No período inicial da anticoagulação, a TC com contraste deve ser repetida a cada 3 meses para avaliar a resposta ao tratamento. No caso de progressão da trombose ou ausência de regressão apesar da anticoagulação, procedimentos intravasculares devem ser considerados, como o shunt portossistêmico intra-hepático transjugular (TIPS, na sigla em inglês), especialmente em pacientes com risco de isquemia intestinal e candidatos a transplante hepático [27].

Em caso de recanalização completa ou parcial, o tempo de tratamento deve se estender por um período mínimo de 6 meses.

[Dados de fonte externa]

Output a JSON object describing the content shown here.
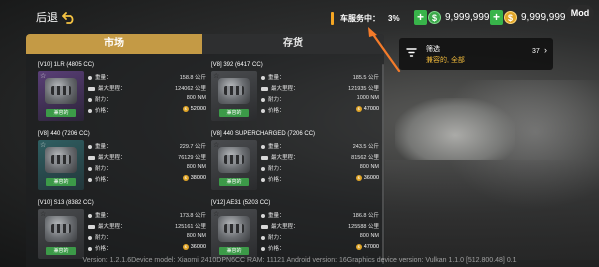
{
  "header": {
    "back_label": "后退",
    "service_label": "车服务中：",
    "service_value": "3%",
    "currency_green_value": "9,999,999",
    "currency_gold_value": "9,999,999",
    "currency_green_symbol": "$",
    "currency_gold_symbol": "$",
    "plus_label": "+",
    "mod_badge": "Mod",
    "accent_color": "#f5a623"
  },
  "tabs": [
    {
      "label": "市场",
      "active": true,
      "color": "#c49a45"
    },
    {
      "label": "存货",
      "active": false
    }
  ],
  "spec_labels": {
    "weight": "重量：",
    "mileage": "最大里程：",
    "torque": "耐力：",
    "price": "价格："
  },
  "engines": [
    {
      "title": "[V10] 1LR (4805 CC)",
      "weight": "158.8 公斤",
      "mileage": "124062 公里",
      "torque": "800 NM",
      "price": "52000",
      "compat": "兼容的",
      "fav": "☆"
    },
    {
      "title": "[V8] 392 (6417 CC)",
      "weight": "185.5 公斤",
      "mileage": "121935 公里",
      "torque": "1000 NM",
      "price": "47000",
      "compat": "兼容的",
      "fav": "☆"
    },
    {
      "title": "[V8] 440 (7206 CC)",
      "weight": "229.7 公斤",
      "mileage": "76129 公里",
      "torque": "800 NM",
      "price": "38000",
      "compat": "兼容的",
      "fav": "☆"
    },
    {
      "title": "[V8] 440 SUPERCHARGED (7206 CC)",
      "weight": "243.5 公斤",
      "mileage": "81562 公里",
      "torque": "800 NM",
      "price": "36000",
      "compat": "兼容的",
      "fav": "☆"
    },
    {
      "title": "[V10] S13 (8382 CC)",
      "weight": "173.8 公斤",
      "mileage": "125161 公里",
      "torque": "800 NM",
      "price": "36000",
      "compat": "兼容的",
      "fav": "☆"
    },
    {
      "title": "[V12] AE31 (5203 CC)",
      "weight": "186.8 公斤",
      "mileage": "125588 公里",
      "torque": "800 NM",
      "price": "47000",
      "compat": "兼容的",
      "fav": "☆"
    }
  ],
  "filter": {
    "label": "筛选",
    "value": "兼容的, 全部",
    "count": "37",
    "chevron": "›"
  },
  "footer": {
    "version": "Version: 1.2.1.6Device model: Xiaomi 2410DPN6CC RAM: 11121 Android version: 16Graphics device version: Vulkan 1.1.0 [512.800.48] 0.1"
  }
}
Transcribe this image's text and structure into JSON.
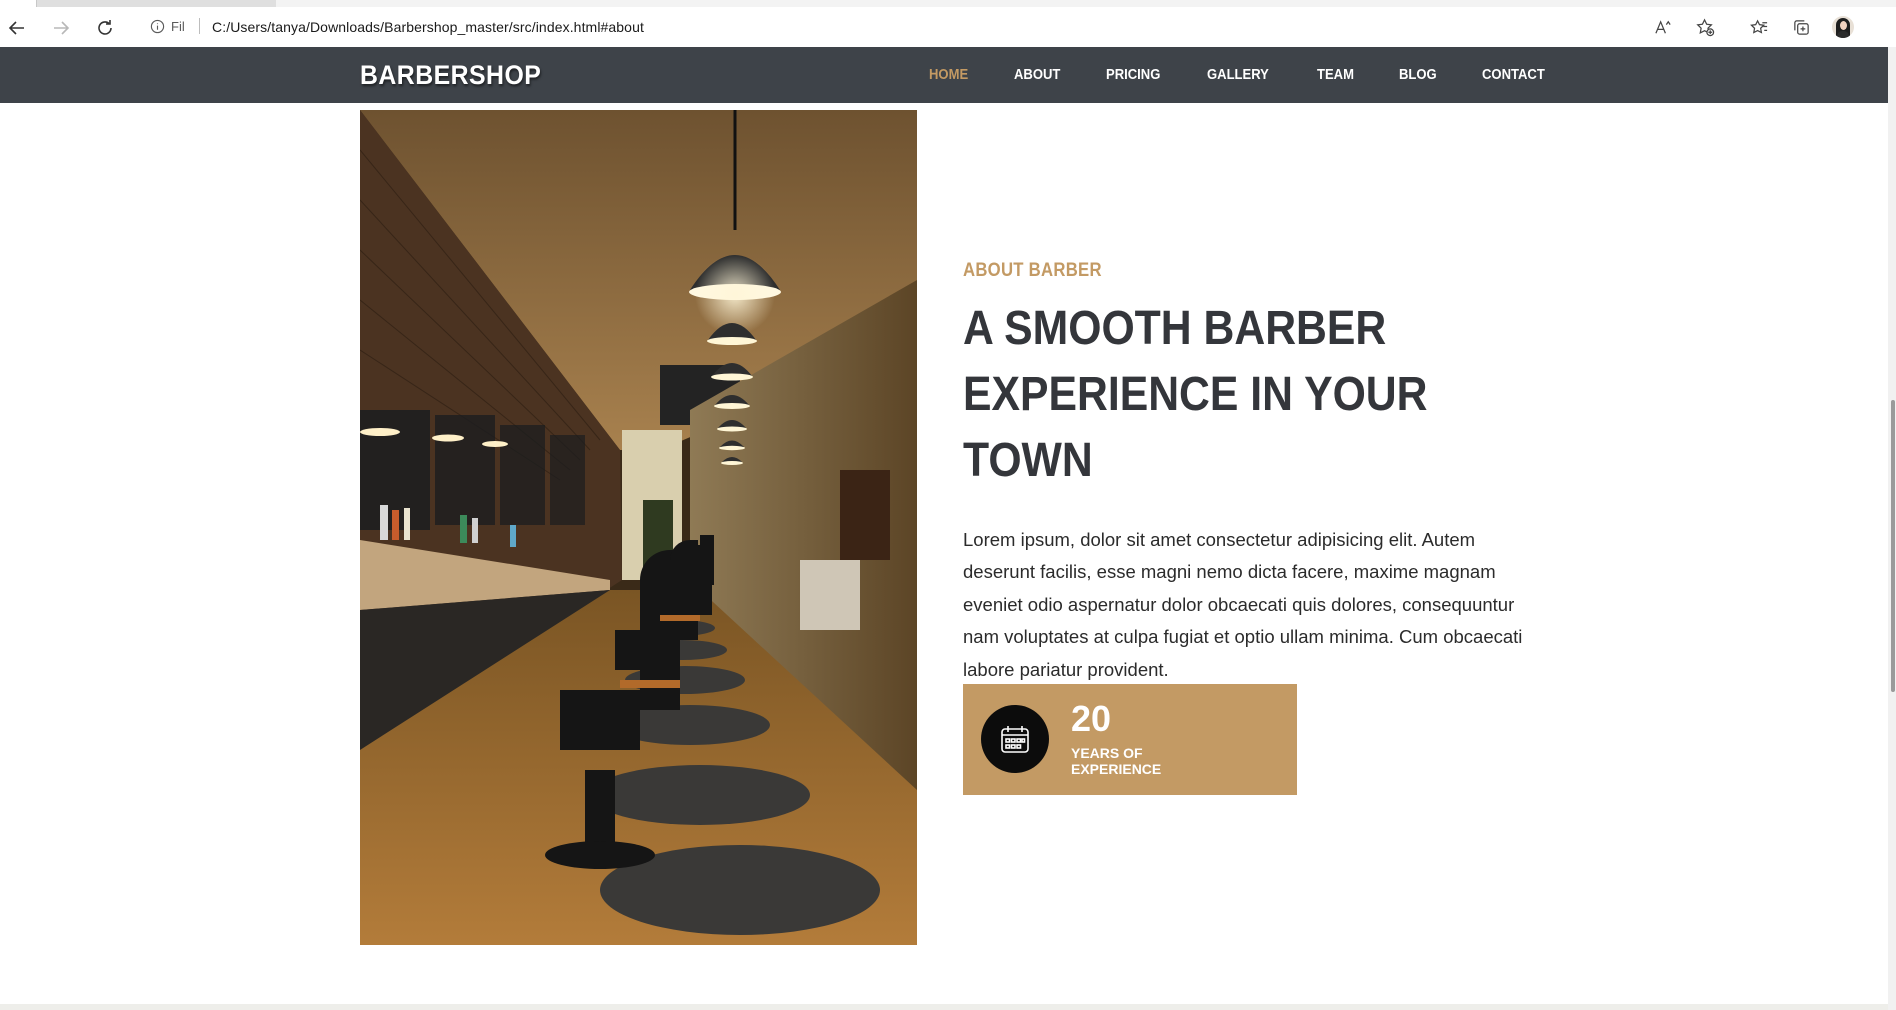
{
  "browser": {
    "site_info_label": "Fil",
    "url": "C:/Users/tanya/Downloads/Barbershop_master/src/index.html#about",
    "icons": [
      "back-icon",
      "forward-icon",
      "refresh-icon",
      "info-icon",
      "read-aloud-icon",
      "add-favorite-icon",
      "favorites-icon",
      "collections-icon",
      "profile-avatar"
    ]
  },
  "navbar": {
    "logo": "BARBERSHOP",
    "links": [
      {
        "label": "HOME",
        "active": true
      },
      {
        "label": "ABOUT",
        "active": false
      },
      {
        "label": "PRICING",
        "active": false
      },
      {
        "label": "GALLERY",
        "active": false
      },
      {
        "label": "TEAM",
        "active": false
      },
      {
        "label": "BLOG",
        "active": false
      },
      {
        "label": "CONTACT",
        "active": false
      }
    ]
  },
  "about": {
    "subtitle": "ABOUT BARBER",
    "headline": "A SMOOTH BARBER EXPERIENCE IN YOUR TOWN",
    "paragraph": "Lorem ipsum, dolor sit amet consectetur adipisicing elit. Autem deserunt facilis, esse magni nemo dicta facere, maxime magnam eveniet odio aspernatur dolor obcaecati quis dolores, consequuntur nam voluptates at culpa fugiat et optio ullam minima. Cum obcaecati labore pariatur provident.",
    "experience": {
      "number": "20",
      "label": "YEARS OF EXPERIENCE",
      "icon": "calendar-icon"
    }
  },
  "colors": {
    "accent": "#c39a64",
    "navbar_bg": "#3e4349",
    "heading": "#34363b"
  }
}
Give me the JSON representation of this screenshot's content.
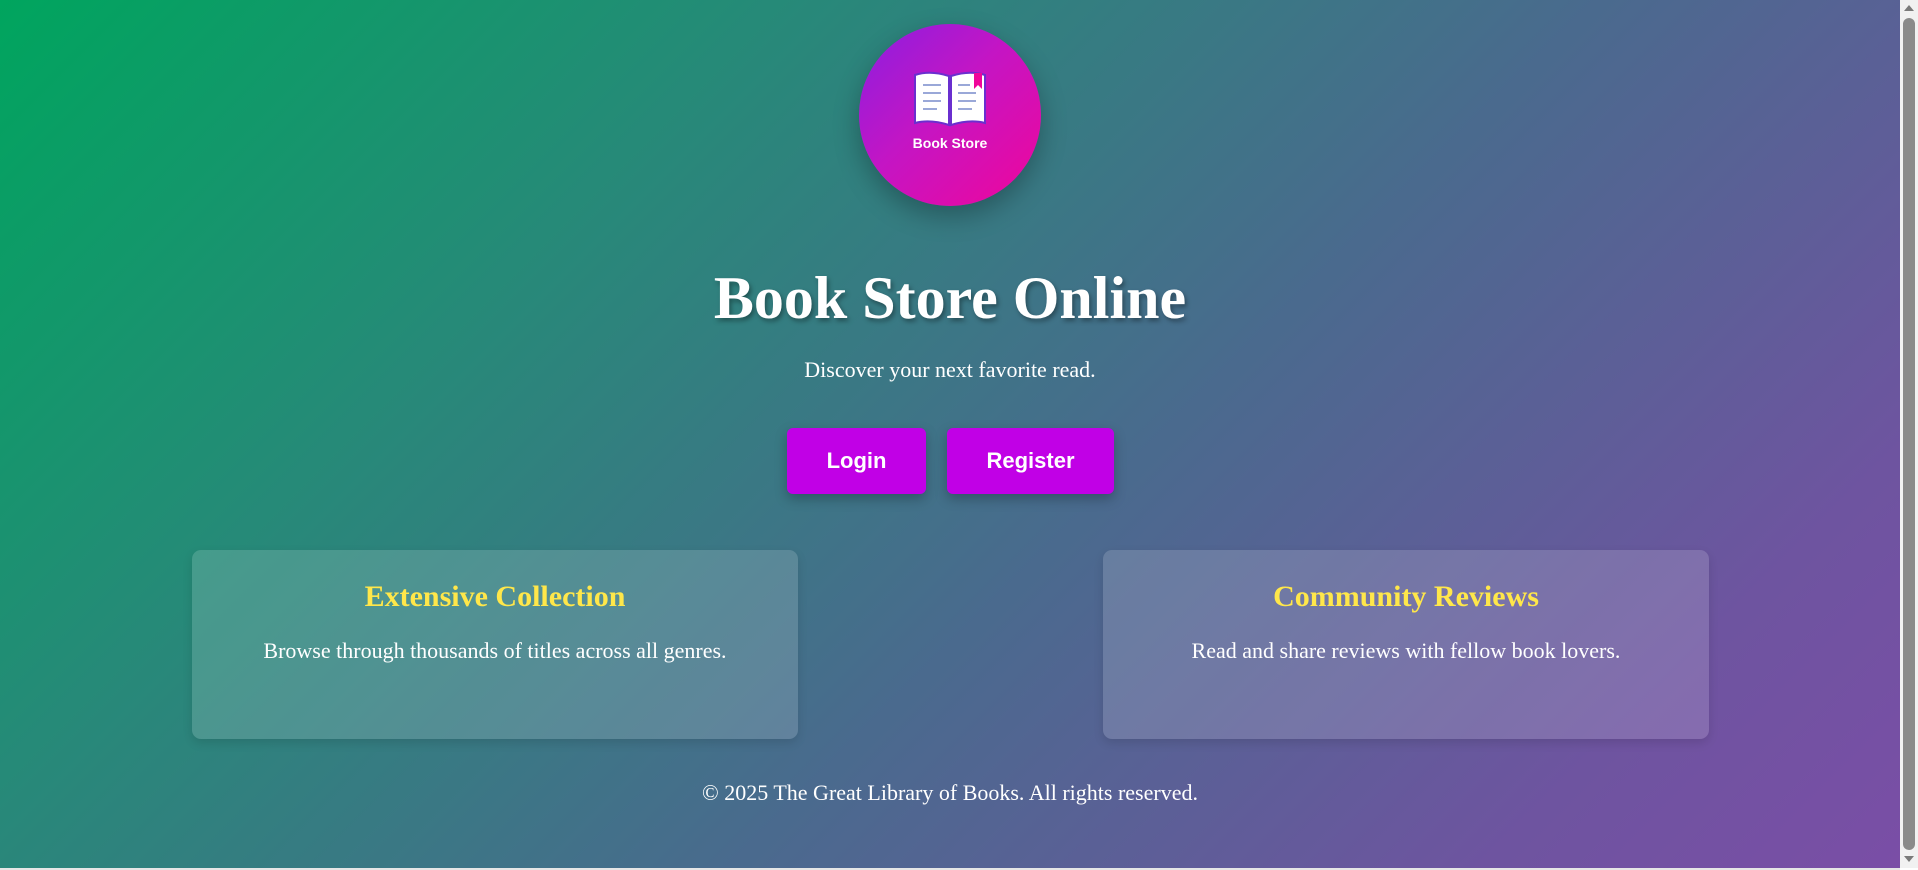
{
  "logo": {
    "text": "Book Store",
    "icon": "open-book-icon"
  },
  "hero": {
    "title": "Book Store Online",
    "subtitle": "Discover your next favorite read."
  },
  "actions": {
    "login_label": "Login",
    "register_label": "Register"
  },
  "features": [
    {
      "title": "Extensive Collection",
      "description": "Browse through thousands of titles across all genres."
    },
    {
      "title": "Community Reviews",
      "description": "Read and share reviews with fellow book lovers."
    }
  ],
  "footer": {
    "text": "© 2025 The Great Library of Books. All rights reserved."
  },
  "colors": {
    "button": "#c100e6",
    "feature_title": "#ffe74a",
    "logo_gradient_start": "#8a1fe0",
    "logo_gradient_end": "#f0069a",
    "background_start": "#00a55e",
    "background_end": "#7a4ea6"
  }
}
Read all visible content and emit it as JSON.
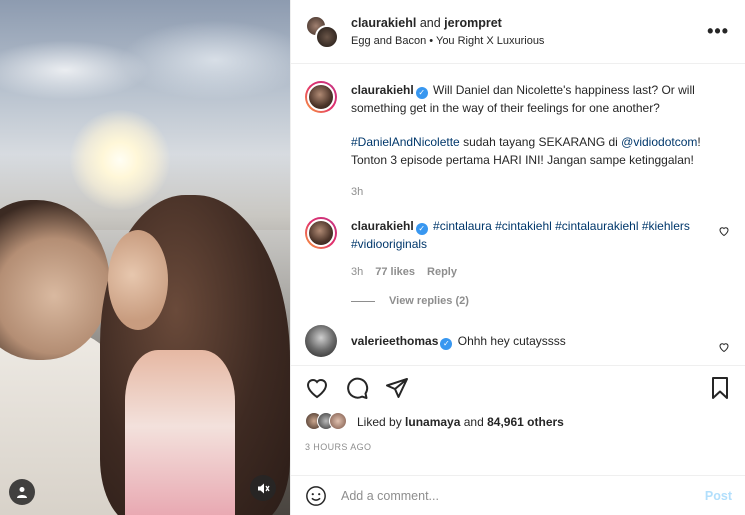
{
  "header": {
    "user1": "claurakiehl",
    "joiner": "and",
    "user2": "jerompret",
    "audio": "Egg and Bacon • You Right X Luxurious",
    "more_icon": "more-horizontal-icon"
  },
  "caption": {
    "username": "claurakiehl",
    "text1": "Will Daniel dan Nicolette's happiness last? Or will something get in the way of their feelings for one another?",
    "hashtag": "#DanielAndNicolette",
    "text2": " sudah tayang SEKARANG di ",
    "mention": "@vidiodotcom",
    "text3": "! Tonton 3 episode pertama HARI INI! Jangan sampe ketinggalan!",
    "time": "3h"
  },
  "comment1": {
    "username": "claurakiehl",
    "tags": "#cintalaura #cintakiehl #cintalaurakiehl #kiehlers #vidiooriginals",
    "time": "3h",
    "likes": "77 likes",
    "reply": "Reply",
    "view_replies": "View replies (2)"
  },
  "comment2": {
    "username": "valerieethomas",
    "text": "Ohhh hey cutayssss"
  },
  "liked_by": {
    "prefix": "Liked by",
    "user": "lunamaya",
    "and": "and",
    "others": "84,961 others"
  },
  "timestamp": "3 HOURS AGO",
  "add_comment": {
    "placeholder": "Add a comment...",
    "post": "Post"
  },
  "colors": {
    "link": "#00376b",
    "verified": "#3897f0",
    "post_disabled": "#b2dffc"
  }
}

Ao término deste período, reavalia-se novamente com imagem quanto à recanalização completa:

  • Caso a recanalização não aconteça, pode-se suspender a anticoagulação, por mínima taxa de sucesso após esse período, a menos que o paciente seja candidato a transplante hepático.
  • Caso tenha ocorrido recanalização, a continuidade além deste período deve ser avaliada individualmente. Até 38% das tromboses de veia porta recorrem sem anticoagulação [28]. Em pacientes listados para transplante, considerando o alto risco de trombose e os possíveis benefícios da terapia, a anticoagulação deve ser continuada indefinidamente sempre que possível até o procedimento ou enquanto o risco de sangramento permitir [2, 6, 9].
Fluxograma 1
Manejo da trombose de veia porta em pacientes com cirrose
Manejo da trombose de veia porta em pacientes com cirrose

O fluxograma 1 resume o manejo da trombose da veia porta em pacientes com cirrose.